Rapporto di ingrandimento: 0.17x
Dimensioni: 65.0 (D) x 54.9 (L)
Peso: 187g
Diametro filtri: 52mm

Insomma una lente dalle caratteristiche più che oneste e che ben si accompagna ai corpi macchina Fuji.

Qualità costruttiva

L'ottica è decisamente leggera, ma sembra robusta e dopo quasi un anno di utilizzo piuttosto intenso devo dire che non sembra accusare nessun tipo di problema dovuto all'uso, anche la finitura regge bene l'utilizzo un po' disinvolto.

L'unico appunto e' il tappo in gomma che si deve usare se si vuole tenere montato il paraluce. Si sfila molto facilmente in borsa. Poco male perché la lente frontale è comunque ben incassata e protetta, ma non si poteva studiare una soluzione migliore che dover avere due paraluce distinti uno per l'ottica nuda e uno per l'ottica con il paraluce? E anche in questo caso non lo si poteva disegnare meglio? Sa un po' di ripensamento dell'ultimo minuto.

Fujifilm X-Pro1 - Fuji XF 35 F1.4 @ ISO 200

Resa qualitativa

Non sono il primo a dirlo: è un'ottica decisamente speciale, la resa, sopratutto nei ritratti, è molto buona e a tutta apertura ha una resa veramente speciale. Anche in altri campi di utilizzo, dal paesaggio alla street, rende bene grazie alla sua ottima definizione su tutto lo spettro dei diaframmi (certo attenzione alla diffrazione alle aperture più chiuse).

Fujifilm X-Pro1 - Fuji XF 35 F1.4 @ ISO 800


Messa a fuoco

Fujifilm X-Pro1 - Fuji XF 35 F1.4 @ ISO 200

E' forse la nota dolente di tutto il sistema Fuji, non ne ho mai fatto mistero. Non che non sia utilizzabile, anzi lo è sicuramente, in particolare con gli ultimi aggiornamenti. Non pensate però di usare l'autofocus su soggetti troppo 'frizzanti'. Comunque con l'EVF è molto preciso. Un po' meno con l'OVF dove bisogna ingegnarsi per ottenere dei risultati affidabili.

Conclusioni

Nulla da eccepire: se volete una X-Pro1 o la sua sorellina X-E1, quest'ottica è un must. Non ci si può pentire di prenderla. Se è vero (ed è vero), che sono le lenti a fare le foto, questa fa delle gran belle foto.

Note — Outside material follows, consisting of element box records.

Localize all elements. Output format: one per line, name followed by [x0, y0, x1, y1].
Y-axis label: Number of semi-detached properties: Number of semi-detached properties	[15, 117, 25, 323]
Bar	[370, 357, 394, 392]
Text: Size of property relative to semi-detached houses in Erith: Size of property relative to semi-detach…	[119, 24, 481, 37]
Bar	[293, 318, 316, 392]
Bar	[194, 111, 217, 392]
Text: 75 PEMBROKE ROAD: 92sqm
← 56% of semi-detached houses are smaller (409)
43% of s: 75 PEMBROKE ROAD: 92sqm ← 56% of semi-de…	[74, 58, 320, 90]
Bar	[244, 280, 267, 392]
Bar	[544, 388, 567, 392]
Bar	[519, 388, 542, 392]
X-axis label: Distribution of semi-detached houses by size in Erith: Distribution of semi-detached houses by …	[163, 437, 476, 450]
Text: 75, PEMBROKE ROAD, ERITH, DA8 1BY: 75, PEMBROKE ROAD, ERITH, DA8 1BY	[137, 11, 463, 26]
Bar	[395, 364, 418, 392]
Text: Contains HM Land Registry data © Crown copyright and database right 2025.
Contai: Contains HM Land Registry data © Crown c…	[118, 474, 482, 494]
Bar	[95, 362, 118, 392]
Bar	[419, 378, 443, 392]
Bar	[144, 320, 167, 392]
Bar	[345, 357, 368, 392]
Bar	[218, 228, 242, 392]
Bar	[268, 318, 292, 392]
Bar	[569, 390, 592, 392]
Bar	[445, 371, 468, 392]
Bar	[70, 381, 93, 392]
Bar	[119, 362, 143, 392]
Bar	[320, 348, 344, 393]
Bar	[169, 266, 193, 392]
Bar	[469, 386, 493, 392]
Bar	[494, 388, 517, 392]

Fujifilm X-Pro1 - Fuji XF 35 F1.4 @ ISO 200

venerdì 1 febbraio 2013

Fujifilm X-Pro1 - Firmware v2.03 (and 35mm v2.02)

Una nuova versione del firmware per la fotocamera e per la lente è disponibile sul sito della Fuji al solito URL, il firmware promette un autofocus migliorato se usato in "varie situazioni". Vedremo, io per il momento non ho notato grosse differenze, tranne una fondamentale: l'update del firmware non mi resetta più le impostazioni della fotocamera. Meno male che qualcuno in fuji si è reso conto che il ripristino alle impostazioni di fabbrica non era uno scherzo divertente.

lunedì 7 maggio 2012

Fujifilm X-Pro1 - qualche conclusione

Fujifim X-Pro1 - Fuji XF 35 F1.4 R @ ISO 6400


Ok, per la verità trarre conclusioni e' prematuro. Dopo solo qualche settimana di utilizzo posso solo essermi fatto un'idea della situazione e nulla più. Diciamo che abbiamo appena finito l'aperitivo.

Cose che mi piacciono

- Qualita' dell'immagine: veramente buona a qualsiasi ISO.
- Peso e ingombro: la porto sempre con me nella borsa che uso per l'ipad.
- Il doppio mirino OVF/EVF: geniale, copre ogni situazione di ripresa (ma, c'e' un ma...piu' avanti).
- Ergonomia: casca bene in mano e quasi ogni parametro e' impostabile con un controllo dedicato.
- I Jpeg: con altre macchine non li uso mai, qui i profili che simulano le varie pellicole producono file ottimi e usabilissimi.
- L'interfaccia utente. Ha qualche stranezza ma la parte informatica dell'aggeggio e' al 90% ben disegnata.
- Le esposizioni multiple (doppie per la precisione) in RAW (ma vanno spostate in un menu più accessibile).
- Il look: perché non dirlo, e' anche bella, che male fa?
- La livella a bolla elettronica nel mirino, funziona meglio di quella vista in tante altre macchine.
- L'istogramma nel mirino. Molto preciso, decisamente meglio di quello della Panasonic GH2, giusto per fare un esempio.
- L'esposimetro, molto preciso.

Cose che non mi piacciono

- Se non l'aveste capito, l'autofocus. Primo: in modalita' OVF fidarsi del risultato e' un azzardo, una volta su due, per essere gentili, mette a fuoco lo sfondo. Questo in modalita' EVF non succede: e' precisissimo. Seconda cosa: se non c'e troppa luce e' lento...veramente lento. Vista l'eccellente qualità agli alti ISO questo va migliorato... in altre parole: che me ne faccio di una foto, qualitativamente ineccepibile a iso 6400, di un soggetto che se ne e' andato mentre l'ottica andava a caccia disperatamente di qualcosa?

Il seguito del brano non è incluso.